No More Looking the Other Way
During tough times, lawyers tolerate the jerks in their firms because those jerks control a lot of business. But there are serious and costly consequences to looking the other way.
- Time. Jerks take up a lot of the firm’s time because their personal agendas run counter to the firm’s “business as usual.”
- Clients. Jerks in the ranks can cause clients to leave the firm. Jerks don’t listen to clients and, because of outsized egos, they overprice their own services and obscure other timekeepers’ roles. Jerks hoard the client relationship thinking that, should they leave, the client will leave with them. But clients don’t want to work with jerks — eventually, they learn to distrust them, then the firm and then every lawyer within the firm. They assume the jerk culture is the firm’s culture.
- Staff turnover. No one wants to work with a jerk. And the resulting turnover costs the firm money. Jerks expect people — other lawyers, administrators, paralegals, assistants, everyone — to be at their beck and call 24/7. Their poor project management skills render them unable to plan, organize, staff and execute matters efficiently, and that means others spend wasted and frustrating time on tasks that produce no value. Jerks don’t manage, they bully.

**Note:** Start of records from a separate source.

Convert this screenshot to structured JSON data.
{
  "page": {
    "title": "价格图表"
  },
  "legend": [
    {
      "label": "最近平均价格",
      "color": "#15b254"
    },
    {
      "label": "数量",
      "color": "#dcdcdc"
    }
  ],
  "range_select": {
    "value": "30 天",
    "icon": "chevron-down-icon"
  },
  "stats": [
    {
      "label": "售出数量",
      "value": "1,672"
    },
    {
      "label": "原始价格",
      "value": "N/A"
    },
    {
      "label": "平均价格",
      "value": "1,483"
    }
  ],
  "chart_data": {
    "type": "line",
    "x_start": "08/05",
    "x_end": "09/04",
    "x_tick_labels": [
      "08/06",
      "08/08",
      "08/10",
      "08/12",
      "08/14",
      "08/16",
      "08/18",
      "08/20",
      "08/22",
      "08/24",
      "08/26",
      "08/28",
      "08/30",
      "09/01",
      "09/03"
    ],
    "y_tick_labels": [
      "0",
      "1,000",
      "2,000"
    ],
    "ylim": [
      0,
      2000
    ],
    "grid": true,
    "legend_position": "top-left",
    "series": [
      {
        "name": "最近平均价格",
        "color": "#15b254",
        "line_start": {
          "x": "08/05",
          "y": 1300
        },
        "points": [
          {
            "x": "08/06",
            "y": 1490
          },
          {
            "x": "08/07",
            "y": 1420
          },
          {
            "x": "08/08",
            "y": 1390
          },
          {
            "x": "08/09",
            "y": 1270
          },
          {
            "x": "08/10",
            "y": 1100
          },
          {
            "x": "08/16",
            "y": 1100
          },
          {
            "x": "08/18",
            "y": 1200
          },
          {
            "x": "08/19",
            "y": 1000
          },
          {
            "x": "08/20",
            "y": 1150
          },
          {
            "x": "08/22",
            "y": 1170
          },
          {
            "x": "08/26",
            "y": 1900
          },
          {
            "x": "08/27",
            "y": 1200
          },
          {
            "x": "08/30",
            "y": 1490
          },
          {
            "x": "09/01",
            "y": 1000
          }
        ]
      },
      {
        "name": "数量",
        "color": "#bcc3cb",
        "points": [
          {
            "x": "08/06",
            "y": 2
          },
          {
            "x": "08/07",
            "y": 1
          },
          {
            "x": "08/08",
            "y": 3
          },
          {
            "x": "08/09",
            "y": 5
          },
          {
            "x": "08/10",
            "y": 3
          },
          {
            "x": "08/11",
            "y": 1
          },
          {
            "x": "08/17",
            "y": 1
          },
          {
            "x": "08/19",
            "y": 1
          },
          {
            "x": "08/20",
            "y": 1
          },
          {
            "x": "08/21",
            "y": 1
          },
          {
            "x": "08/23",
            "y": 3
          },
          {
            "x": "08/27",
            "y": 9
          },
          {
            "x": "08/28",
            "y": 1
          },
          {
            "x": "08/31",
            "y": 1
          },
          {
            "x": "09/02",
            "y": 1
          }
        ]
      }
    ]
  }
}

How Do You Get Rid of These Jerks?
Rally your lawyers and establish a foundation of collaboration. That is different from collegiality. Collegiality is defined as a group of professionals bound together by a common profession but independent of one another. Collaboration is a group of people bound together by common values and a common vision, and accountable to one another for the accomplishment of that vision. So take these steps:
- First, identify your values. What are the core values that have made your firm successful in the past? What did the founders value in serving clients? How did they represent clients? How did they listen and respond to clients? How did they bill clients for “value added”?
- Own those values. Recommit to those values — or values that you’ve refined to suit today’s practice.
- Allow your values to guide you. Make all management decisions within the firm in a way that supports those values — strategic planning, performance assessment, compensation, hiring, marketing, everything.
Once your core values and firm vision are inculcated within the firm, jerks cannot exist. They have two choices: conform to the norms or leave. Then, without jerks, you can all focus on building the future of the firm.